Against a backdrop of a much reduced number of service providers in the venture capital market, more must be done to promote alternative ecosystem partners while engaging with existing members to improve service of emerging growth companies' needs. The NVCA has entered into talks with boutique and major investment banks as well as the Big Four and other public accounting firms on this subject and is also promoting a broader array of service providers such as the "Global Six" including Deloitte LLP, Ernst & Young LLP, Grant Thornton LLP, KPMG LLP, PricewaterhouseCoopers LLP and BDO Seidman LLP. It must be possible to promote IPOs of USD50m or less, which is what most venture-backed companies need to fuel their growth. This means rebuilding a network of boutique investment banks interested in taking small companies public and connecting with investors willing to hold stock for years, not after a quick profit. Portfolio companies should be persuaded that they may not need big name investment banks to have a successful IPO.

Pillar II: Enhancing Liquidity

The distribution system that connects sellers and buyers of venture-backed company new issues is broken. Mismatched expectations in terms of issue size, the lack of sell side analysts, and the propensity of hedge funds to buy and sell stock quickly - all contribute to this dysfunction and considerable post-IPO market volatility. The NVCA endorses the likes of 'Inside Venture', a private market platform connecting companies intending to IPO within 18 months with pre-screened long term cross-over investors. Other providers with similar models include Portal Alliance (NASDAQ), SecondMarket and Xchange. Additionally, the NVCA will promote pro-active packaging of smaller portfolio companies together to achieve IPO critical mass and global alternatives to the US public markets.

Pillar III: Tax Incentives

To support a more vibrant IPO market, the US must maintain tax policies that have been proven to encourage venture capital investment so that the pipeline of promising IPOs is as robust as possible. Congress should consider adopting new tax incentives which would stimulate IPOs, at least in the short term. The NVCA advocates strongly for a capital gains tax rate that is globally competitive and preserves a meaningful differential from the ordinary income rate. Venture capitalists (VCs), who are successful in building new companies, should continue to be taxed at a capital gains rate for any carried interest that is earned over the long term. The private equity industry resent the proposals to tax carried interest – essentially the VCs’ profits – as ordinary income instead of capital gains. A one time tax incentive providing 10% capital gains tax for buyers and holders of IPOs is recommended as well as increasing the holding rate for capital gains status to two or more years. NVCA President, Mark Heesen, said he doesn’t expect any major tax legislation until next year.

Pillar IV: Regulation

The last decade has brought a series of broad sweeping regulations aimed at curbing serious abuses within the financial system but fraught with unintended consequences for small pre-public and public companies. Small venture-backed companies have been faced with costly compliance and increasing barriers to enter the public markets as a result of regulations intended for larger multi-national corporations. The NVCA strongly supports investor protection but does not want a "one size fits all" approach to regulation. Therefore the SEC should initiate a full systematic review of recent regulations which impact small cap companies. This review would include interpretations of SOX, pre-IPO financial reporting requirements, the separation of analyst and investment banking functions, and private placement requirements.

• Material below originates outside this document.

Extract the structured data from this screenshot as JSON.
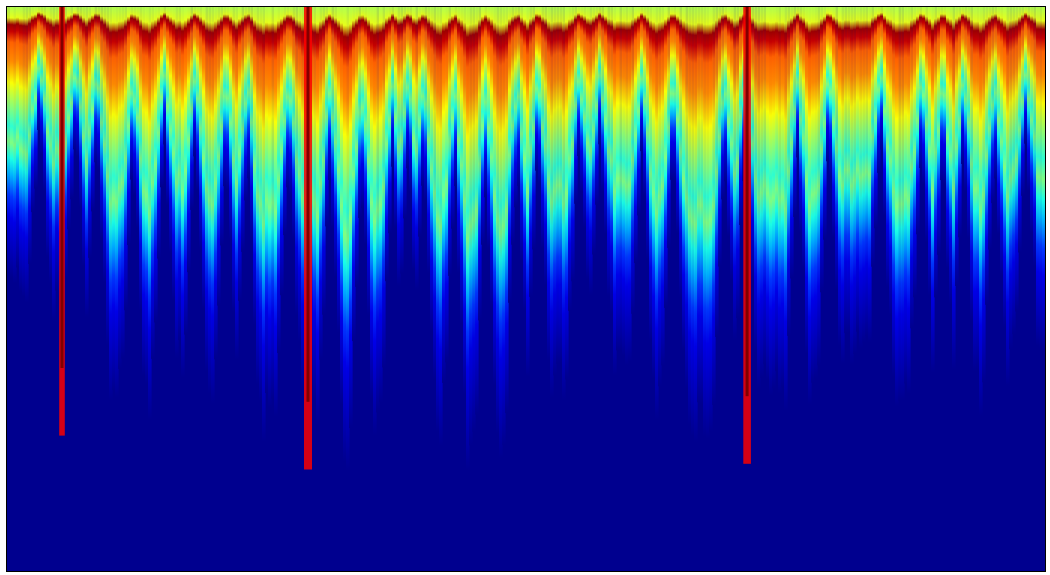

The initiative was spearheaded by NVCA chairman and co-founder and general partner at DCM, Dixon Doll. "We are optimistic that the recommendations included in the Four Pillar Plan will contribute to a more vibrant IPO market for venture-backed companies over the long term," concluded Doll. "The NVCA remains committed to fostering an environment that fuels significant economic growth and job creation. The adoption of our recommendations is a critical element of our country's continued global leadership and ability to bring high growth, innovative public companies to market."